You are viewing a plain text version of this content. The canonical link for it is here.
Posted to dev@dolphinscheduler.apache.org by liu hu <Na...@hotmail.com> on 2021/12/28 07:40:59 UTC

[Proposal] Big data component configuration and environment isolation

hi guys,
     I suggest isolating the configuration and environment of hive, Kerberos, HDFS / S3, spark and Flink to improve the user experience and scalability of scheduling tasks. Better support task on yarn / k8s environment., At present, dolphin scheduler has strong coupling with hive and Hadoop, such as data source hive, Kerberos authentication, storage HDFS / S3, big data task spark, Flink, etc.Their configurations need to be written in the configuration file in advance, and the dependent environment also needs to be loaded in advance to prevent dependency conflicts.
    I plan to externalize the configuration of hive and Kerberos and isolate the environment in the first step.
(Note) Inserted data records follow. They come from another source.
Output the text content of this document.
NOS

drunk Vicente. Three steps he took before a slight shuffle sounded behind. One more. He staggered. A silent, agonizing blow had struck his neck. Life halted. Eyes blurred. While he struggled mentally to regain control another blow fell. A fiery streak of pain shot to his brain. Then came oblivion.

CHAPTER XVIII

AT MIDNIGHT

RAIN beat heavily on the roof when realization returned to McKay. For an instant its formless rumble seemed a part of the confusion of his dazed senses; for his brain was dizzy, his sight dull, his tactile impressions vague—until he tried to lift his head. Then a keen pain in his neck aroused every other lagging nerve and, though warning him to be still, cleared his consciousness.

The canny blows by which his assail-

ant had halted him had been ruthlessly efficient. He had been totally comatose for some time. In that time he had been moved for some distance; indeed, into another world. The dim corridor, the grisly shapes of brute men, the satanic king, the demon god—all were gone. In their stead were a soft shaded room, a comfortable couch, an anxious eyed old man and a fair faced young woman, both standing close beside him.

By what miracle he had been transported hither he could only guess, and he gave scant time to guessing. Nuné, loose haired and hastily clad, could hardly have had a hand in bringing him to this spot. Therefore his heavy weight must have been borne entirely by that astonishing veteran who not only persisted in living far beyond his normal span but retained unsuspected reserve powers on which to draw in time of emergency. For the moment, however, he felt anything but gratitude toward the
See the issues / PR for details
    https://github.com/apache/dolphinscheduler/issues/7623
    https://github.com/apache/dolphinscheduler/pull/7624
     Then, the storage part of HDFS / S3 is transformed, and finally the most important k8s cluster configuration, Flink and spark configuration.

Narcasserun

Re: [Proposal] Big data component configuration and environment isolation

Posted by Lidong Dai <li...@apache.org>.
great job, great idea

I think we can discussion this topic in the mail,  I totally agree with
what you said.

if anybody who have more suggestions, please leave a word


Best Regards



---------------
Apache DolphinScheduler PMC Chair
LidongDai
lidongdai@apache.org
Linkedin: https://www.linkedin.com/in/dailidong
Twitter: @WorkflowEasy <https://twitter.com/WorkflowEasy>
---------------


On Tue, Dec 28, 2021 at 3:41 PM liu hu <Na...@hotmail.com> wrote:

> hi guys,
>      I suggest isolating the configuration and environment of hive,
> Kerberos, HDFS / S3, spark and Flink to improve the user experience and
> scalability of scheduling tasks. Better support task on yarn / k8s
> environment., At present, dolphin scheduler has strong coupling with hive
> and Hadoop, such as data source hive, Kerberos authentication, storage HDFS
> / S3, big data task spark, Flink, etc.Their configurations need to be
> written in the configuration file in advance, and the dependent environment
> also needs to be loaded in advance to prevent dependency conflicts.
>     I plan to externalize the configuration of hive and Kerberos and
> isolate the environment in the first step. See the issues / PR for details
>     https://github.com/apache/dolphinscheduler/issues/7623
>     https://github.com/apache/dolphinscheduler/pull/7624
>      Then, the storage part of HDFS / S3 is transformed, and finally the
> most important k8s cluster configuration, Flink and spark configuration.
>
> Narcasserun
>